Some of the students came in with some basic sewing skills and many had the ability to hand-sew with a needle and thread, but for most, learning to sew on machines is brand new. The group, which consists of many students who are bilingual, and Bousquet is teaching the terms in English that go along with the sewing.
"She teaches us step-by-step so it's not so hard and she waits to move on until we know what we're doing," said Anneliese Montesino, a sixth-grader. "I am really thankful to her for teaching us how to sew."
As the school year has gone on, the students have grown close to each other, and their kindness extends beyond the gifts they are creating for others, helping to encourage their own peers.
"They are really very kind to one another and have become like a little family in here," Bousquet said. "They give each other ideas, they are really encouraging each other and they help each other."

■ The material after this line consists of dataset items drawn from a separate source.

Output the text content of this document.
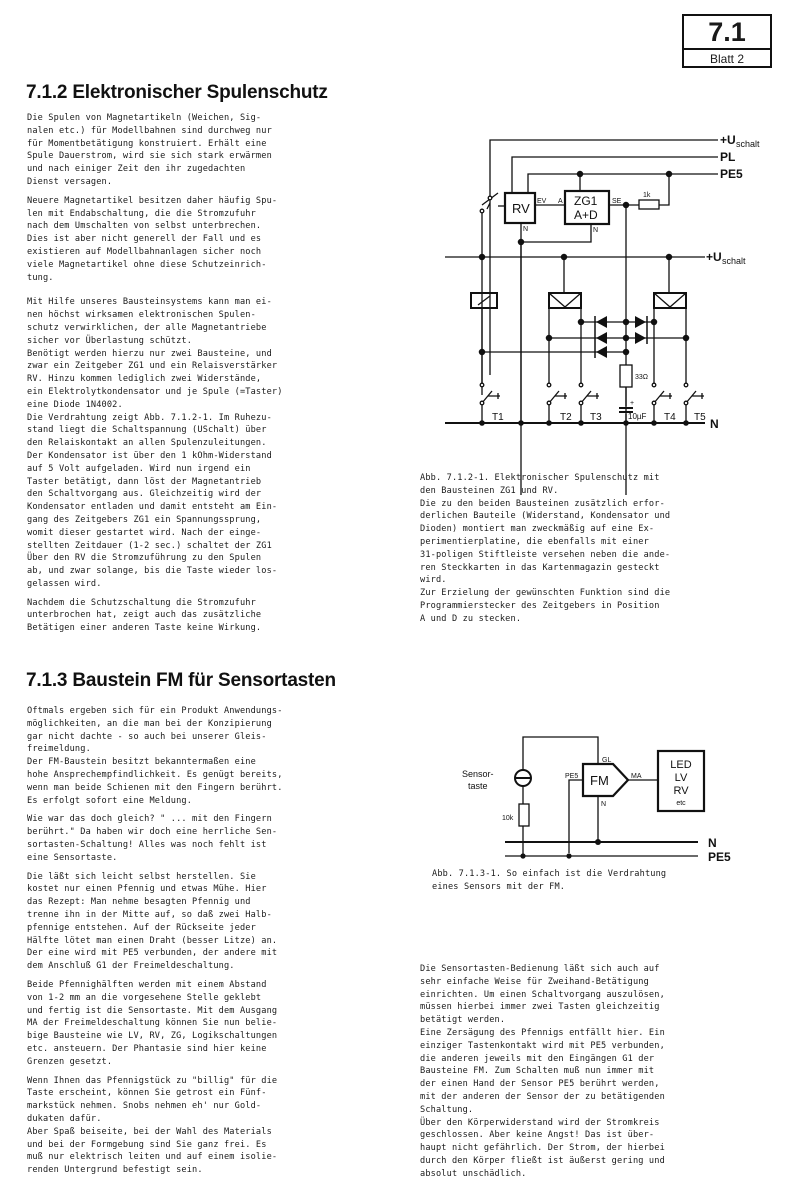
7.1
Blatt 2
7.1.2 Elektronischer Spulenschutz

Die Spulen von Magnetartikeln (Weichen, Sig-
nalen etc.) für Modellbahnen sind durchweg nur
für Momentbetätigung konstruiert. Erhält eine
Spule Dauerstrom, wird sie sich stark erwärmen
und nach einiger Zeit den ihr zugedachten
Dienst versagen.

Neuere Magnetartikel besitzen daher häufig Spu-
len mit Endabschaltung, die die Stromzufuhr
nach dem Umschalten von selbst unterbrechen.
Dies ist aber nicht generell der Fall und es
existieren auf Modellbahnanlagen sicher noch
viele Magnetartikel ohne diese Schutzeinrich-
tung.

Mit Hilfe unseres Bausteinsystems kann man ei-
nen höchst wirksamen elektronischen Spulen-
schutz verwirklichen, der alle Magnetantriebe
sicher vor Überlastung schützt.
Benötigt werden hierzu nur zwei Bausteine, und
zwar ein Zeitgeber ZG1 und ein Relaisverstärker
RV. Hinzu kommen lediglich zwei Widerstände,
ein Elektrolytkondensator und je Spule (=Taster)
eine Diode 1N4002.
Die Verdrahtung zeigt Abb. 7.1.2-1. Im Ruhezu-
stand liegt die Schaltspannung (USchalt) über
den Relaiskontakt an allen Spulenzuleitungen.
Der Kondensator ist über den 1 kOhm-Widerstand
auf 5 Volt aufgeladen. Wird nun irgend ein
Taster betätigt, dann löst der Magnetantrieb
den Schaltvorgang aus. Gleichzeitig wird der
Kondensator entladen und damit entsteht am Ein-
gang des Zeitgebers ZG1 ein Spannungssprung,
womit dieser gestartet wird. Nach der einge-
stellten Zeitdauer (1-2 sec.) schaltet der ZG1
Über den RV die Stromzuführung zu den Spulen
ab, und zwar solange, bis die Taste wieder los-
gelassen wird.

Nachdem die Schutzschaltung die Stromzufuhr
unterbrochen hat, zeigt auch das zusätzliche
Betätigen einer anderen Taste keine Wirkung.

+U schalt
PL
PE5
+U schalt
N
RV	ZG1
A+D
EV A	SE
N	N
1k
33Ω
+
10µF
T1	T2 T3	T4 T5

Abb. 7.1.2-1. Elektronischer Spulenschutz mit
den Bausteinen ZG1 und RV.

Die zu den beiden Bausteinen zusätzlich erfor-
derlichen Bauteile (Widerstand, Kondensator und
Dioden) montiert man zweckmäßig auf eine Ex-
perimentierplatine, die ebenfalls mit einer
31-poligen Stiftleiste versehen neben die ande-
ren Steckkarten in das Kartenmagazin gesteckt
wird.
Zur Erzielung der gewünschten Funktion sind die
Programmierstecker des Zeitgebers in Position
A und D zu stecken.

7.1.3 Baustein FM für Sensortasten

Oftmals ergeben sich für ein Produkt Anwendungs-
möglichkeiten, an die man bei der Konzipierung
gar nicht dachte - so auch bei unserer Gleis-
freimeldung.
Der FM-Baustein besitzt bekanntermaßen eine
hohe Ansprechempfindlichkeit. Es genügt bereits,
wenn man beide Schienen mit den Fingern berührt.
Es erfolgt sofort eine Meldung.

Wie war das doch gleich? " ... mit den Fingern
berührt." Da haben wir doch eine herrliche Sen-
sortasten-Schaltung! Alles was noch fehlt ist
eine Sensortaste.

Die läßt sich leicht selbst herstellen. Sie
kostet nur einen Pfennig und etwas Mühe. Hier
das Rezept: Man nehme besagten Pfennig und
trenne ihn in der Mitte auf, so daß zwei Halb-
pfennige entstehen. Auf der Rückseite jeder
Hälfte lötet man einen Draht (besser Litze) an.
Der eine wird mit PE5 verbunden, der andere mit
dem Anschluß G1 der Freimeldeschaltung.

Beide Pfennighälften werden mit einem Abstand
von 1-2 mm an die vorgesehene Stelle geklebt
und fertig ist die Sensortaste. Mit dem Ausgang
MA der Freimeldeschaltung können Sie nun belie-
bige Bausteine wie LV, RV, ZG, Logikschaltungen
etc. ansteuern. Der Phantasie sind hier keine
Grenzen gesetzt.

Wenn Ihnen das Pfennigstück zu "billig" für die
Taste erscheint, können Sie getrost ein Fünf-
markstück nehmen. Snobs nehmen eh' nur Gold-
dukaten dafür.
Aber Spaß beiseite, bei der Wahl des Materials
und bei der Formgebung sind Sie ganz frei. Es
muß nur elektrisch leiten und auf einem isolie-
renden Untergrund befestigt sein.

Sensor-
taste
10k
FM
PE5
GL
MA
N
LED
LV
RV
etc
N
PE5

Abb. 7.1.3-1. So einfach ist die Verdrahtung
eines Sensors mit der FM.

Die Sensortasten-Bedienung läßt sich auch auf
sehr einfache Weise für Zweihand-Betätigung
einrichten. Um einen Schaltvorgang auszulösen,
müssen hierbei immer zwei Tasten gleichzeitig
betätigt werden.
Eine Zersägung des Pfennigs entfällt hier. Ein
einziger Tastenkontakt wird mit PE5 verbunden,
die anderen jeweils mit den Eingängen G1 der
Bausteine FM. Zum Schalten muß nun immer mit
der einen Hand der Sensor PE5 berührt werden,
mit der anderen der Sensor der zu betätigenden
Schaltung.
Über den Körperwiderstand wird der Stromkreis
geschlossen. Aber keine Angst! Das ist über-
haupt nicht gefährlich. Der Strom, der hierbei
durch den Körper fließt ist äußerst gering und
absolut unschädlich.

Volunteer Naraly Barrious agrees.
"I think I can speak for everyone that since the group started there has just always been such a bond and these girls always have each other's backs," she said.
"When someone is sad, we help them to feel happy and comfortable," said Luz Marie Plasencia.

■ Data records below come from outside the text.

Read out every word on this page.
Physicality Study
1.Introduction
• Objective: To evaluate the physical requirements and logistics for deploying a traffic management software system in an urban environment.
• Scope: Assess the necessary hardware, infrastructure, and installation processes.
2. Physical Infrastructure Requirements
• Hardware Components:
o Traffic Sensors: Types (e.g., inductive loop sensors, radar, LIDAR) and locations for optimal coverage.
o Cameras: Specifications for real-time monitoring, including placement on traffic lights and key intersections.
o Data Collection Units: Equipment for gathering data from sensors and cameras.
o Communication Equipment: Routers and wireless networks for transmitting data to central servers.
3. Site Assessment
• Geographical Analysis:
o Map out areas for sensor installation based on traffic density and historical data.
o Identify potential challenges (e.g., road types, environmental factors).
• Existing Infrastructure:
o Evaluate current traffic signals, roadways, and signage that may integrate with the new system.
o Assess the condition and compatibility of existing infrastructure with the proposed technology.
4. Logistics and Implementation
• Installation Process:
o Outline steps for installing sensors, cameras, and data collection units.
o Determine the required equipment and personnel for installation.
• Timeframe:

One common thread seems to run through the group as they discuss the good feelings that they get from creating something so special for someone else, someone less fortunate than they are.
"I feel such happiness when I am working on a project because I am giving the clothing to poor children and it makes me overwhelmingly happy," said Abby Morales, a seventh-grader.
Knowing that so many children only have hand-me-down clothing is something that is on the forefront of seventh-grader Stacey Rios' mind when she is sewing.
"To know that they are receiving these clothes with such happiness because they are brand new clothes and people here do not value that as much as these children do, that makes me feel good," she said.
Bousquet knows that the students could just as easily be sewing items for themselves, and yet they continue week after week to sew for others. It is that sense of kindness and generosity that she appreciates seeing the most when working with her students, and they see it in her as well.
"I am happy when I am sewing because I know that when the kids get the clothing, they are going to feel really happy," said Plasencia. "I feel thankful for Miss Rachel for teaching us so many things and for being a really nice person.”